The main criticism of local education authorities is that they haven’t done enough to raise standards. As David Cameron pointed out earlier this week, the number of boys at Eton who received three As at A-level last year is greater than the total number of boys eligible for free school meals who received comparable results. That is a scandalous statistic and a reflection of the fact that access to high-performing schools is largely restricted to the rich. The main exceptions are faith schools and the remaining grammar schools — and the reason they’re so successful is that they have a variety of mechanisms in place to protect them from local authority interference. When it comes to running schools, most local authorities are not fit for purpose.

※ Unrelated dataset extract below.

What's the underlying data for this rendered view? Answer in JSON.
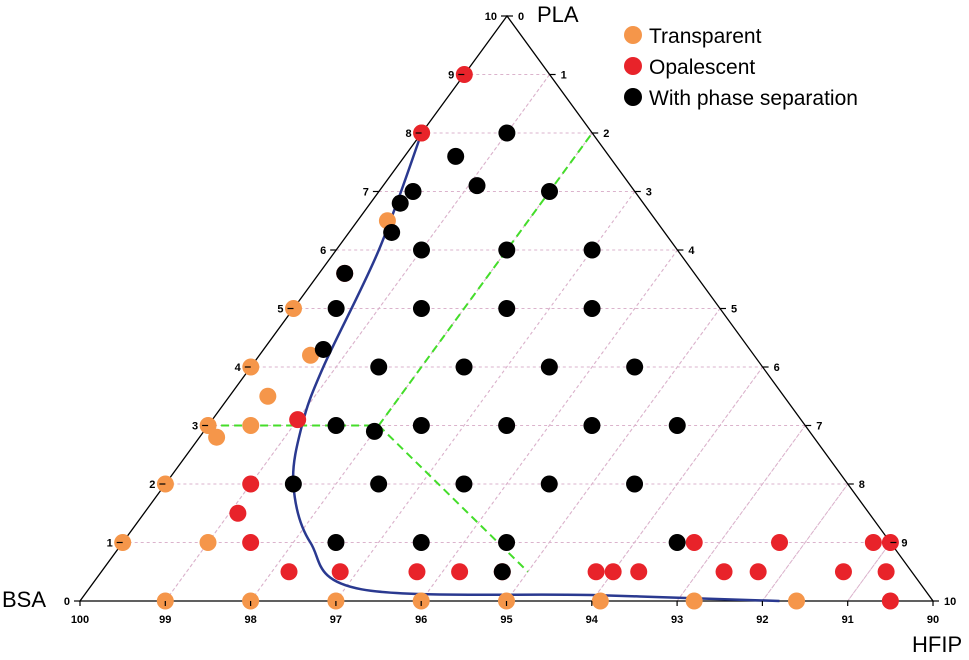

Contrary to popular prejudice, this is not because the personnel involved are useless. I’m currently leading the efforts of a group of parents and teachers in Acton to set up a state secondary school and the local education officers I’ve come across have all been pretty impressive. The problem is a structural one. Because local authorities are responsible for the majority of state schools on their patch, they have a built-in incentive to ensure that no one school becomes outstanding. If it does, the neighbouring schools will begin to look bad in comparison and the authorities will end up antagonising more people than they please. If they single out one school for improvement — or try to start a high-performing school from scratch — the majority of their ‘stakeholders’ will complain. In short, local authorities are under an obligation to preserve mediocrity. In some cases, this isn’t simply a political obligation — it’s also a financial one. Suppose a local authority has refurbished one of its existing schools with a variety of Private Finance Initiatives. Provided that school is fully subscribed, a local authority has no problem meeting its obligations to the companies who’ve invested in that school, but the moment the rolls begin to fall it starts to incur penalties. Consequently, a local authority has a financial incentive to ensure that its PFI-funded school has no serious competition. If the PFI-school happens to be bog standard, that means the authority has a responsibility to ensure that every other school on its patch is also bog standard.

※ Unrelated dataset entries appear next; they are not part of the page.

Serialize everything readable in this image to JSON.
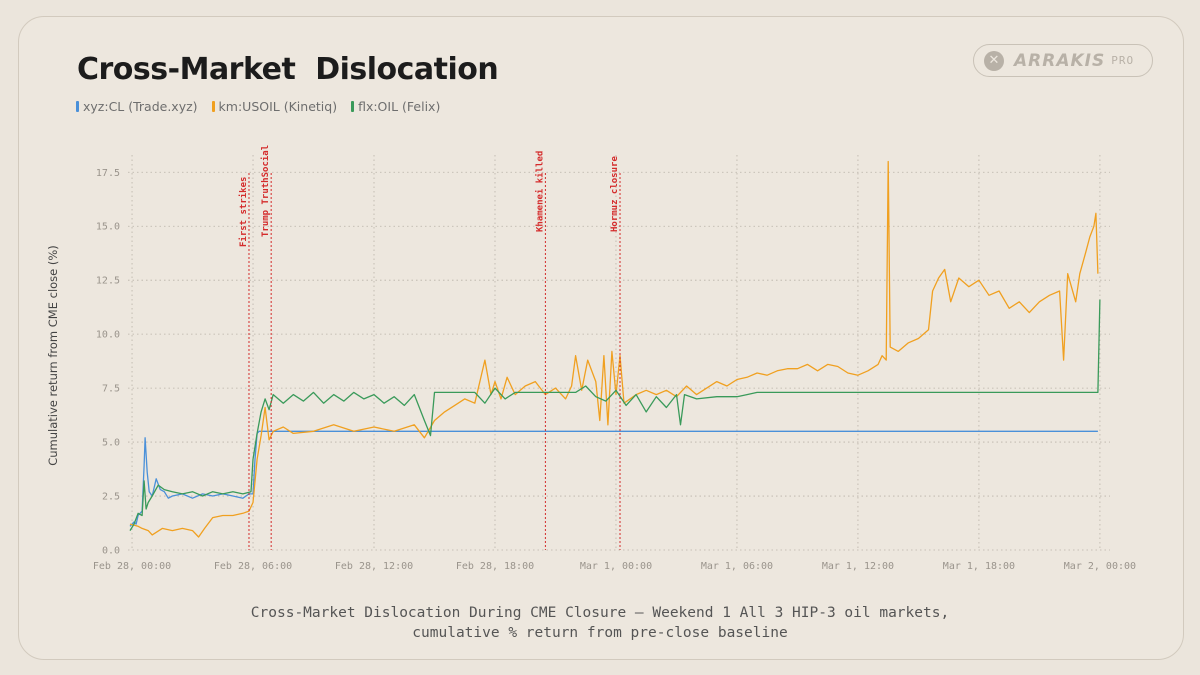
{
  "title": "Cross-Market  Dislocation",
  "brand": {
    "name": "ARRAKIS",
    "tier": "PRO",
    "icon": "close-x-icon"
  },
  "legend": [
    {
      "label": "xyz:CL (Trade.xyz)",
      "color": "#4a90d9"
    },
    {
      "label": "km:USOIL (Kinetiq)",
      "color": "#f0a020"
    },
    {
      "label": "flx:OIL (Felix)",
      "color": "#3a9a5a"
    }
  ],
  "caption": {
    "line1": "Cross-Market Dislocation During CME Closure — Weekend 1 All 3 HIP-3 oil markets,",
    "line2": "cumulative % return from pre-close baseline"
  },
  "chart_data": {
    "type": "line",
    "title": "Cross-Market  Dislocation",
    "xlabel": "",
    "ylabel": "Cumulative return from CME close (%)",
    "xlim": [
      -0.2,
      48.5
    ],
    "ylim": [
      0,
      18.3
    ],
    "x_unit": "hours since Feb 28, 00:00",
    "x_ticks": [
      {
        "t": 0,
        "label": "Feb 28, 00:00"
      },
      {
        "t": 6,
        "label": "Feb 28, 06:00"
      },
      {
        "t": 12,
        "label": "Feb 28, 12:00"
      },
      {
        "t": 18,
        "label": "Feb 28, 18:00"
      },
      {
        "t": 24,
        "label": "Mar 1, 00:00"
      },
      {
        "t": 30,
        "label": "Mar 1, 06:00"
      },
      {
        "t": 36,
        "label": "Mar 1, 12:00"
      },
      {
        "t": 42,
        "label": "Mar 1, 18:00"
      },
      {
        "t": 48,
        "label": "Mar 2, 00:00"
      }
    ],
    "y_ticks": [
      0.0,
      2.5,
      5.0,
      7.5,
      10.0,
      12.5,
      15.0,
      17.5
    ],
    "y_tick_labels": [
      "0.0",
      "2.5",
      "5.0",
      "7.5",
      "10.0",
      "12.5",
      "15.0",
      "17.5"
    ],
    "grid": true,
    "legend_position": "top-left",
    "events": [
      {
        "t": 5.8,
        "label": "First strikes"
      },
      {
        "t": 6.9,
        "label": "Trump TruthSocial"
      },
      {
        "t": 20.5,
        "label": "Khamenei killed"
      },
      {
        "t": 24.2,
        "label": "Hormuz closure"
      }
    ],
    "series": [
      {
        "name": "xyz:CL (Trade.xyz)",
        "color": "#4a90d9",
        "points": [
          [
            -0.1,
            1.1
          ],
          [
            0.1,
            1.3
          ],
          [
            0.2,
            1.2
          ],
          [
            0.3,
            1.6
          ],
          [
            0.5,
            1.8
          ],
          [
            0.6,
            3.9
          ],
          [
            0.65,
            5.2
          ],
          [
            0.75,
            3.6
          ],
          [
            0.85,
            2.7
          ],
          [
            1.0,
            2.5
          ],
          [
            1.2,
            3.3
          ],
          [
            1.4,
            2.8
          ],
          [
            1.6,
            2.7
          ],
          [
            1.8,
            2.4
          ],
          [
            2.0,
            2.5
          ],
          [
            2.5,
            2.6
          ],
          [
            3.0,
            2.4
          ],
          [
            3.5,
            2.6
          ],
          [
            4.0,
            2.5
          ],
          [
            4.5,
            2.6
          ],
          [
            5.0,
            2.5
          ],
          [
            5.5,
            2.4
          ],
          [
            5.8,
            2.6
          ],
          [
            6.0,
            2.6
          ],
          [
            6.1,
            4.2
          ],
          [
            6.2,
            5.4
          ],
          [
            6.3,
            5.5
          ],
          [
            10,
            5.5
          ],
          [
            20,
            5.5
          ],
          [
            30,
            5.5
          ],
          [
            40,
            5.5
          ],
          [
            47.9,
            5.5
          ]
        ]
      },
      {
        "name": "km:USOIL (Kinetiq)",
        "color": "#f0a020",
        "points": [
          [
            -0.1,
            1.2
          ],
          [
            0.3,
            1.1
          ],
          [
            0.5,
            1.0
          ],
          [
            0.8,
            0.9
          ],
          [
            1.0,
            0.7
          ],
          [
            1.5,
            1.0
          ],
          [
            2.0,
            0.9
          ],
          [
            2.5,
            1.0
          ],
          [
            3.0,
            0.9
          ],
          [
            3.3,
            0.6
          ],
          [
            3.6,
            1.0
          ],
          [
            4.0,
            1.5
          ],
          [
            4.5,
            1.6
          ],
          [
            5.0,
            1.6
          ],
          [
            5.5,
            1.7
          ],
          [
            5.8,
            1.8
          ],
          [
            6.0,
            2.2
          ],
          [
            6.2,
            4.2
          ],
          [
            6.4,
            5.3
          ],
          [
            6.6,
            6.6
          ],
          [
            6.8,
            5.1
          ],
          [
            7.0,
            5.5
          ],
          [
            7.5,
            5.7
          ],
          [
            8.0,
            5.4
          ],
          [
            9.0,
            5.5
          ],
          [
            10.0,
            5.8
          ],
          [
            11.0,
            5.5
          ],
          [
            12.0,
            5.7
          ],
          [
            13.0,
            5.5
          ],
          [
            14.0,
            5.8
          ],
          [
            14.5,
            5.2
          ],
          [
            15.0,
            6.0
          ],
          [
            15.5,
            6.4
          ],
          [
            16.0,
            6.7
          ],
          [
            16.5,
            7.0
          ],
          [
            17.0,
            6.8
          ],
          [
            17.5,
            8.8
          ],
          [
            17.8,
            7.2
          ],
          [
            18.0,
            7.8
          ],
          [
            18.3,
            7.0
          ],
          [
            18.6,
            8.0
          ],
          [
            19.0,
            7.2
          ],
          [
            19.5,
            7.6
          ],
          [
            20.0,
            7.8
          ],
          [
            20.5,
            7.2
          ],
          [
            21.0,
            7.5
          ],
          [
            21.5,
            7.0
          ],
          [
            21.8,
            7.6
          ],
          [
            22.0,
            9.0
          ],
          [
            22.3,
            7.4
          ],
          [
            22.6,
            8.8
          ],
          [
            23.0,
            7.8
          ],
          [
            23.2,
            6.0
          ],
          [
            23.4,
            9.0
          ],
          [
            23.6,
            5.8
          ],
          [
            23.8,
            9.2
          ],
          [
            24.0,
            7.2
          ],
          [
            24.2,
            9.0
          ],
          [
            24.4,
            6.8
          ],
          [
            25.0,
            7.2
          ],
          [
            25.5,
            7.4
          ],
          [
            26.0,
            7.2
          ],
          [
            26.5,
            7.4
          ],
          [
            27.0,
            7.1
          ],
          [
            27.5,
            7.6
          ],
          [
            28.0,
            7.2
          ],
          [
            28.5,
            7.5
          ],
          [
            29.0,
            7.8
          ],
          [
            29.5,
            7.6
          ],
          [
            30.0,
            7.9
          ],
          [
            30.5,
            8.0
          ],
          [
            31.0,
            8.2
          ],
          [
            31.5,
            8.1
          ],
          [
            32.0,
            8.3
          ],
          [
            32.5,
            8.4
          ],
          [
            33.0,
            8.4
          ],
          [
            33.5,
            8.6
          ],
          [
            34.0,
            8.3
          ],
          [
            34.5,
            8.6
          ],
          [
            35.0,
            8.5
          ],
          [
            35.5,
            8.2
          ],
          [
            36.0,
            8.1
          ],
          [
            36.5,
            8.3
          ],
          [
            37.0,
            8.6
          ],
          [
            37.2,
            9.0
          ],
          [
            37.4,
            8.8
          ],
          [
            37.5,
            18.0
          ],
          [
            37.6,
            9.4
          ],
          [
            38.0,
            9.2
          ],
          [
            38.5,
            9.6
          ],
          [
            39.0,
            9.8
          ],
          [
            39.5,
            10.2
          ],
          [
            39.7,
            12.0
          ],
          [
            40.0,
            12.6
          ],
          [
            40.3,
            13.0
          ],
          [
            40.6,
            11.5
          ],
          [
            41.0,
            12.6
          ],
          [
            41.5,
            12.2
          ],
          [
            42.0,
            12.5
          ],
          [
            42.5,
            11.8
          ],
          [
            43.0,
            12.0
          ],
          [
            43.5,
            11.2
          ],
          [
            44.0,
            11.5
          ],
          [
            44.5,
            11.0
          ],
          [
            45.0,
            11.5
          ],
          [
            45.5,
            11.8
          ],
          [
            46.0,
            12.0
          ],
          [
            46.2,
            8.8
          ],
          [
            46.4,
            12.8
          ],
          [
            46.8,
            11.5
          ],
          [
            47.0,
            12.8
          ],
          [
            47.3,
            13.8
          ],
          [
            47.5,
            14.5
          ],
          [
            47.7,
            15.0
          ],
          [
            47.8,
            15.6
          ],
          [
            47.9,
            12.8
          ]
        ]
      },
      {
        "name": "flx:OIL (Felix)",
        "color": "#3a9a5a",
        "points": [
          [
            -0.1,
            0.9
          ],
          [
            0.1,
            1.2
          ],
          [
            0.3,
            1.7
          ],
          [
            0.5,
            1.6
          ],
          [
            0.6,
            3.2
          ],
          [
            0.7,
            1.9
          ],
          [
            0.8,
            2.2
          ],
          [
            1.0,
            2.5
          ],
          [
            1.3,
            3.0
          ],
          [
            1.6,
            2.8
          ],
          [
            2.0,
            2.7
          ],
          [
            2.5,
            2.6
          ],
          [
            3.0,
            2.7
          ],
          [
            3.5,
            2.5
          ],
          [
            4.0,
            2.7
          ],
          [
            4.5,
            2.6
          ],
          [
            5.0,
            2.7
          ],
          [
            5.5,
            2.6
          ],
          [
            5.9,
            2.7
          ],
          [
            6.0,
            4.2
          ],
          [
            6.2,
            5.4
          ],
          [
            6.4,
            6.4
          ],
          [
            6.6,
            7.0
          ],
          [
            6.8,
            6.5
          ],
          [
            7.0,
            7.2
          ],
          [
            7.5,
            6.8
          ],
          [
            8.0,
            7.2
          ],
          [
            8.5,
            6.9
          ],
          [
            9.0,
            7.3
          ],
          [
            9.5,
            6.8
          ],
          [
            10.0,
            7.2
          ],
          [
            10.5,
            6.9
          ],
          [
            11.0,
            7.3
          ],
          [
            11.5,
            7.0
          ],
          [
            12.0,
            7.2
          ],
          [
            12.5,
            6.8
          ],
          [
            13.0,
            7.1
          ],
          [
            13.5,
            6.7
          ],
          [
            14.0,
            7.2
          ],
          [
            14.5,
            6.0
          ],
          [
            14.8,
            5.3
          ],
          [
            15.0,
            7.3
          ],
          [
            16.0,
            7.3
          ],
          [
            17.0,
            7.3
          ],
          [
            17.5,
            6.8
          ],
          [
            18.0,
            7.5
          ],
          [
            18.5,
            7.0
          ],
          [
            19.0,
            7.3
          ],
          [
            20.0,
            7.3
          ],
          [
            21.0,
            7.3
          ],
          [
            22.0,
            7.3
          ],
          [
            22.5,
            7.6
          ],
          [
            23.0,
            7.1
          ],
          [
            23.5,
            6.9
          ],
          [
            24.0,
            7.4
          ],
          [
            24.5,
            6.7
          ],
          [
            25.0,
            7.2
          ],
          [
            25.5,
            6.4
          ],
          [
            26.0,
            7.1
          ],
          [
            26.5,
            6.6
          ],
          [
            27.0,
            7.2
          ],
          [
            27.2,
            5.8
          ],
          [
            27.4,
            7.2
          ],
          [
            28.0,
            7.0
          ],
          [
            29.0,
            7.1
          ],
          [
            30.0,
            7.1
          ],
          [
            30.5,
            7.2
          ],
          [
            31.0,
            7.3
          ],
          [
            35.0,
            7.3
          ],
          [
            40.0,
            7.3
          ],
          [
            47.9,
            7.3
          ],
          [
            48.0,
            11.6
          ]
        ]
      }
    ]
  }
}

Even where education officers aren’t hampered by PFIs, there are still plenty of barriers to raising standards. In those boroughs where one comprehensive is conspicuously better than all the rest, the good comp will end up massively oversubscribed. It follows that a majority of the parents who’ve applied will not end up getting into their first choice of school — and a fair percentage of them will be so cheesed off about this that they will not vote for whichever party is running the local authority at the next council election. It follows that if local education officers succeed in creating a high-performing state school they will not please their political masters. On the contrary, their efforts are more likely to be met with redundancy.

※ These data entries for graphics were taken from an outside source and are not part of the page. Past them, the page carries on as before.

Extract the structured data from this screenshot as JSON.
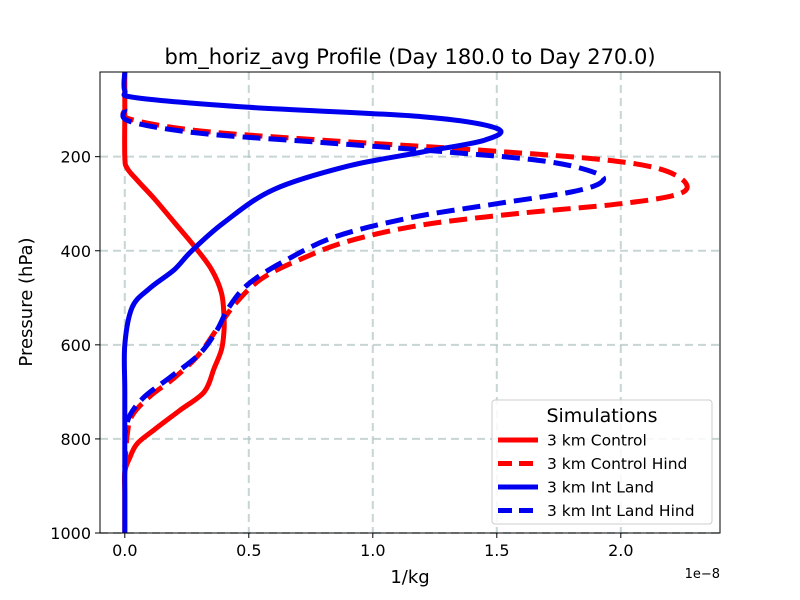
{
  "chart_data": {
    "type": "line",
    "title": "bm_horiz_avg Profile (Day 180.0 to Day 270.0)",
    "xlabel": "1/kg",
    "ylabel": "Pressure (hPa)",
    "x_offset_label": "1e−8",
    "xlim": [
      -0.1,
      2.4
    ],
    "ylim": [
      1000,
      20
    ],
    "y_inverted": true,
    "x_ticks": [
      0.0,
      0.5,
      1.0,
      1.5,
      2.0
    ],
    "x_tick_labels": [
      "0.0",
      "0.5",
      "1.0",
      "1.5",
      "2.0"
    ],
    "y_ticks": [
      200,
      400,
      600,
      800,
      1000
    ],
    "y_tick_labels": [
      "200",
      "400",
      "600",
      "800",
      "1000"
    ],
    "grid": true,
    "legend": {
      "title": "Simulations",
      "placement": "lower-right"
    },
    "series": [
      {
        "name": "3 km Control",
        "color": "#ff0000",
        "style": "solid",
        "x": [
          0,
          0,
          0,
          0.01,
          0.05,
          0.12,
          0.2,
          0.28,
          0.35,
          0.39,
          0.4,
          0.4,
          0.39,
          0.36,
          0.32,
          0.22,
          0.12,
          0.05,
          0.02,
          0.0,
          0.0,
          0.0
        ],
        "y": [
          20,
          100,
          200,
          225,
          250,
          290,
          340,
          390,
          440,
          490,
          540,
          570,
          610,
          650,
          700,
          740,
          780,
          810,
          840,
          870,
          920,
          1000
        ]
      },
      {
        "name": "3 km Control Hind",
        "color": "#ff0000",
        "style": "dashed",
        "x": [
          0,
          0.02,
          0.3,
          0.8,
          1.4,
          1.9,
          2.15,
          2.26,
          2.23,
          2.0,
          1.6,
          1.2,
          0.9,
          0.7,
          0.55,
          0.45,
          0.38,
          0.3,
          0.2,
          0.1,
          0.03,
          0.01,
          0.0
        ],
        "y": [
          100,
          120,
          145,
          165,
          185,
          205,
          225,
          255,
          280,
          300,
          320,
          345,
          380,
          420,
          460,
          510,
          560,
          620,
          670,
          710,
          750,
          790,
          860
        ]
      },
      {
        "name": "3 km Int Land",
        "color": "#0000ee",
        "style": "solid",
        "x": [
          0,
          0.0,
          0.05,
          0.5,
          1.2,
          1.5,
          1.45,
          1.2,
          0.9,
          0.6,
          0.4,
          0.27,
          0.2,
          0.1,
          0.03,
          0.0,
          0.0,
          0.0,
          0.0
        ],
        "y": [
          20,
          60,
          75,
          95,
          115,
          140,
          165,
          190,
          220,
          270,
          340,
          400,
          440,
          480,
          520,
          600,
          700,
          850,
          1000
        ]
      },
      {
        "name": "3 km Int Land Hind",
        "color": "#0000ee",
        "style": "dashed",
        "x": [
          0,
          0.02,
          0.3,
          0.8,
          1.3,
          1.7,
          1.9,
          1.92,
          1.8,
          1.5,
          1.15,
          0.85,
          0.65,
          0.5,
          0.42,
          0.37,
          0.3,
          0.18,
          0.08,
          0.02,
          0.0
        ],
        "y": [
          100,
          125,
          150,
          170,
          190,
          210,
          235,
          255,
          275,
          300,
          330,
          370,
          420,
          470,
          520,
          570,
          620,
          670,
          710,
          750,
          790
        ]
      }
    ]
  }
}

Alan Milburn, the government’s ‘mobility tsar’, is aware of this design flaw in the provision of state education and he came up with a solution. Why not give the poorest children a voucher worth 150 per cent of the amount the state typically spends on educating them? If their parents are unhappy with the existing provision, they can simply switch to a better performing state school, thereby giving local authorities a financial incentive to drive up standards. Unfortunately, of the 88 recommendations Milburn made on improving social mobility, the government has only adopted 83 — and this wasn’t one of them.
The only way to improve standards in state schools is to create genuine competition and that will never happen under the present system. The problem with the Tories’ policy is that they’re not proposing to set schools free, merely to transfer state control from the local to the national level. In the long run, the best solution is to hand control over to parents and teachers.
Toby Young is associate editor of The Spectator.